BRASILIA, (Reuters) – Brazil’s lower house of Congress yesterday approved a bill allowing the privatization of state-controlled energy company Eletrobras, sending the measure to President Jair Bolsonaro for his signature.
The government-proposed bill would privatize Latin America’s biggest power utility, known formally as Centrais Eletricas Brasileiras SA, by floating shares on the stock market, with the state relinquishing control by diluting its 61% stake.
The Bolsonaro administration expects to raise about 25 billion reais ($5 billion) from the share sale. The proceeds will go to the Treasury to pay for the renewal of concessions for Eletrobras hydroelectric plants and transmission lines.
The government will retain a golden share to veto hostile takeovers and other strategic threats.

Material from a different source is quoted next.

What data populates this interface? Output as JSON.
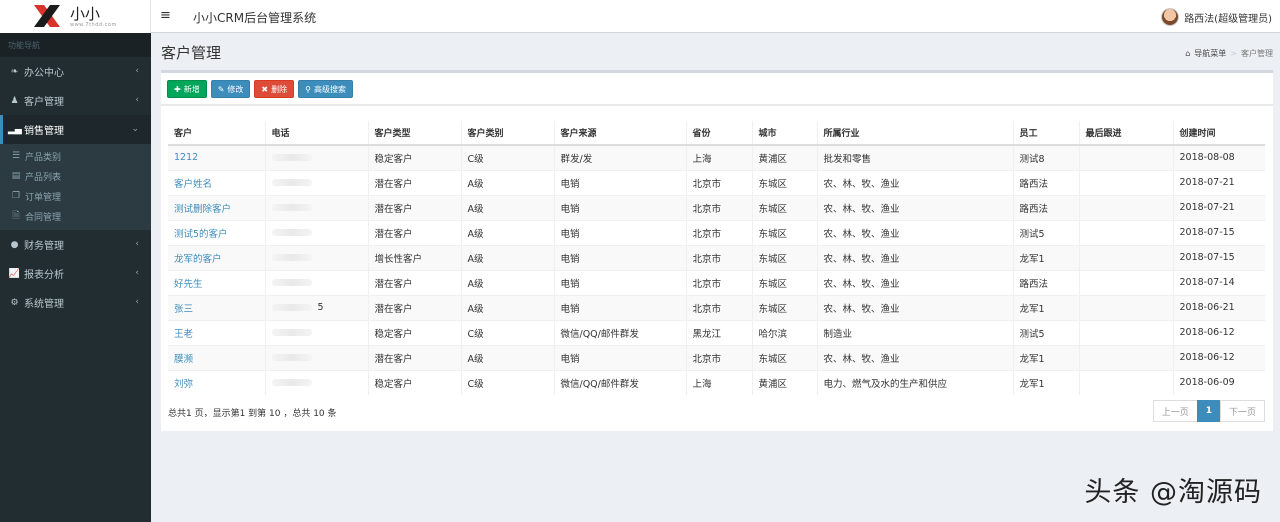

The privatization bill passed by a vote of 258 votes in favor, 136 opposed and five abstentions.
The privatization of Eletrobras met with opposition from politicians, mainly on the left.
To win support among lawmakers, Congress added provisions including the mandatory commission of gas-fired thermoelectric plants in key regions, which critics said would push up electricity prices.
The bill, which was passed by the Senate on Thursday, would increase the thermal gas plant requirement to 8,000 MW from 6,000 MW. But senators rejected an amendment extending subsidies for coal-fired power generation. The plants would be built under 30-year private concessions.
Eletrobras will be privatized at a time when Brazil is facing the threat of electricity rationing due to the worst drought in nearly a century. Thermoelectric plants are working at capacity generating more expensive power.
Critics of the privatization bill said it would lead to more costly electricity.
Even though they back the privatization of Eletrobras, large industrial consumers represented by ABRACE opposed the changes made to the bill in Congress and said the power sector would be better off without it because it would reduce competitiveness and deter investment.
ABRACE estimated that the bill passed by Congress would cost consumers 56 billion reais, half of that going to building gas-powered plants in places where there is no natural gas, not counting regional incentives and taxes.